KUALA LUMPUR: Finance Minister Tengku Zafrul Tengku Abdul Aziz said in parliament on Tuesday (Jul 19) that the possibility of Malaysia going bankrupt like Sri Lanka is very slim. 

Responding to a question by Pontian lawmaker Ahmad Maslan, the minister noted that the International Monetary Fund (IMF) has never reported that Malaysia was facing problems that would result in bankruptcy.

Instead, the IMF had expressed confidence in Malaysia’s economic growth prospects, he said.

“In late April this year, the IMF expressed its confidence that our gross domestic product (GDP) will grow at a rate of 5.75 per cent.

“If we compare our economic indicators to Sri Lanka, it is clear that our economy is far stronger than theirs,” the minister was quoted as saying by New Straits Times.

“Therefore, the possibility of Malaysia going bankrupt like Sri Lanka is very low.”

Mr Ahmad had asked the finance minister to clarify claims on social media that Malaysia could end up in financial ruin like Sri Lanka as a result of government debts.

As at the end of June, Malaysia’s offshore loans amounted to RM29.4 billion (US$6.6 billion) while statutory debt accounted for more than 60 per cent of GDP.

Last week, Tengku Zafrul issued a statement stating that Malaysia’s fiscal position is still strong and the federal government’s debt is still under control.

He said the government remains highly disciplined and has never failed to pay interest and mature debts despite having gone through a series of economic and financial recession crises.

“This proves Malaysia’s reputation and ability as a debtor with a good repayment record,” he said, according to Bernama.
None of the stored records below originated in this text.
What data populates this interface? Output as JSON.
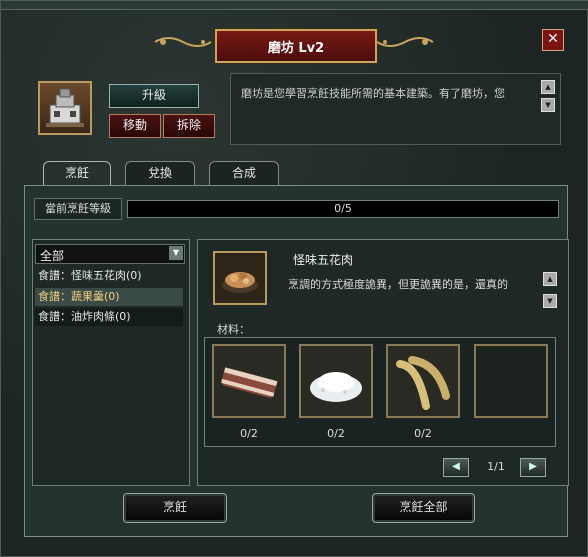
{
  "window": {
    "title": "磨坊 Lv2",
    "close_label": "✕"
  },
  "building": {
    "upgrade_label": "升級",
    "move_label": "移動",
    "demolish_label": "拆除",
    "description": "磨坊是您學習烹飪技能所需的基本建築。有了磨坊，您"
  },
  "tabs": [
    {
      "label": "烹飪",
      "active": true
    },
    {
      "label": "兌換",
      "active": false
    },
    {
      "label": "合成",
      "active": false
    }
  ],
  "level": {
    "label": "當前烹飪等級",
    "progress_text": "0/5",
    "progress_fraction": 0.0
  },
  "recipe_list": {
    "filter": "全部",
    "items": [
      {
        "label": "食譜：怪味五花肉(0)",
        "selected": false
      },
      {
        "label": "食譜：蔬果羹(0)",
        "selected": true
      },
      {
        "label": "食譜：油炸肉條(0)",
        "selected": false
      }
    ]
  },
  "recipe_detail": {
    "name": "怪味五花肉",
    "description": "烹調的方式極度詭異，但更詭異的是，還真的",
    "materials_label": "材料：",
    "materials": [
      {
        "icon": "pork-belly-icon",
        "qty": "0/2"
      },
      {
        "icon": "salt-icon",
        "qty": "0/2"
      },
      {
        "icon": "bean-pods-icon",
        "qty": "0/2"
      },
      {
        "icon": "empty-slot-icon",
        "qty": ""
      }
    ],
    "page": "1/1"
  },
  "actions": {
    "cook_label": "烹飪",
    "cook_all_label": "烹飪全部"
  },
  "colors": {
    "title_plate": "#7a1a17",
    "gold_border": "#c8a45c",
    "selected_text": "#f0d080"
  }
}
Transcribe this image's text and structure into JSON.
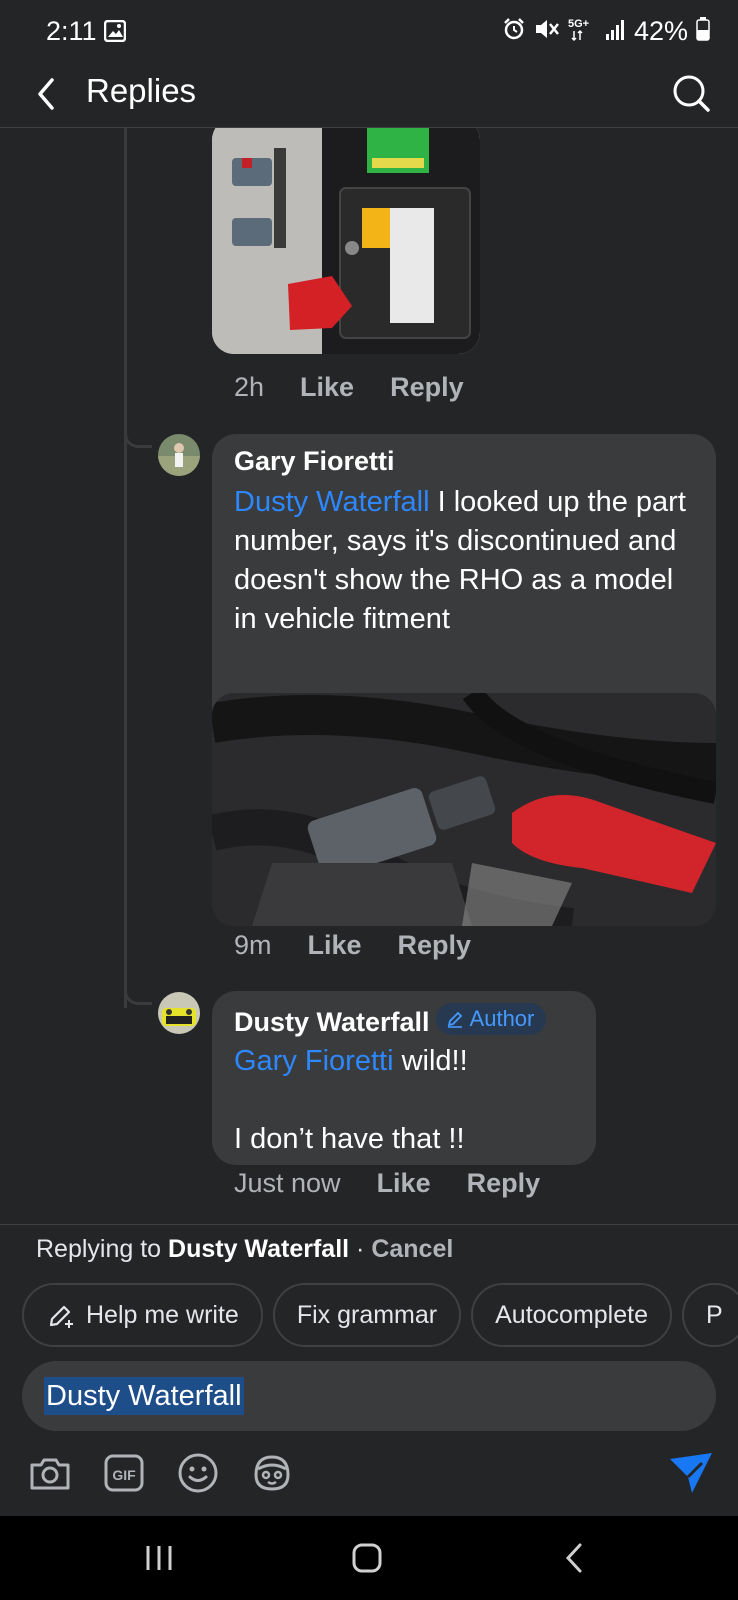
{
  "status": {
    "time": "2:11",
    "battery": "42%",
    "network": "5G"
  },
  "header": {
    "title": "Replies"
  },
  "thread": {
    "first_meta": {
      "time": "2h",
      "like": "Like",
      "reply": "Reply"
    },
    "comments": [
      {
        "author": "Gary Fioretti",
        "mention": "Dusty Waterfall",
        "text": " I looked up the part number, says it's discontinued and doesn't show the RHO as a model in vehicle fitment",
        "time": "9m",
        "like": "Like",
        "reply": "Reply"
      },
      {
        "author": "Dusty Waterfall",
        "badge": "Author",
        "mention": "Gary Fioretti",
        "text_line1": " wild!!",
        "text_line2": "I don’t have that !!",
        "time": "Just now",
        "like": "Like",
        "reply": "Reply"
      }
    ]
  },
  "composer": {
    "replying_prefix": "Replying to ",
    "replying_name": "Dusty Waterfall",
    "separator": " · ",
    "cancel": "Cancel",
    "chips": [
      "Help me write",
      "Fix grammar",
      "Autocomplete",
      "P"
    ],
    "input_value": "Dusty Waterfall"
  },
  "colors": {
    "background": "#242526",
    "bubble": "#3a3b3c",
    "mention": "#2d88ff",
    "send": "#1877f2"
  }
}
“The Ministry of Finance has lodged a formal complaint with the Malaysian Communications and Multimedia Commission on several false reports on social media on the country’s debt position which apparently are aimed at misleading the people and potentially undermining investor confidence in Malaysia,” he added.

On Tuesday, Tengku Zafrul said in parliament that Putrajaya’s ability to increase its national debt is limited compared to other developed countries with much lower debt service ratios. 

“Our debt service ratio in 2021 was 16.3 per cent and based on the budget this year, this is expected to be more than 18 per cent this year,” the finance minister said. 

“This means for every RM1 income the government receives, close to 20 sen is used to pay interest only and this does not take into account the ability to pay loan principal. Therefore, our ability to increase our debt level is limited compared to other countries.”

Tengku Zafrul added that the debt service ratio for developed countries like the United Kingdom is 6.6 per cent, the United States 5.2 per cent and Japan 4 per cent.

The minister also said Malaysia’s tax-to-GDP ratio is about 11 per cent, lower than the Philippines’ 18 per cent, Thailand’s 17 per cent and Singapore’s 13 per cent. 

The Organization for Economic Cooperation and Development (OECD) countries have an average of more than 33 per cent of tax-to-GDP ratio, he said. 

“This means that although our country’s economy is getting better in 2022, the economic growth did not generate the additional revenue necessary for us to take on more debt,” he said.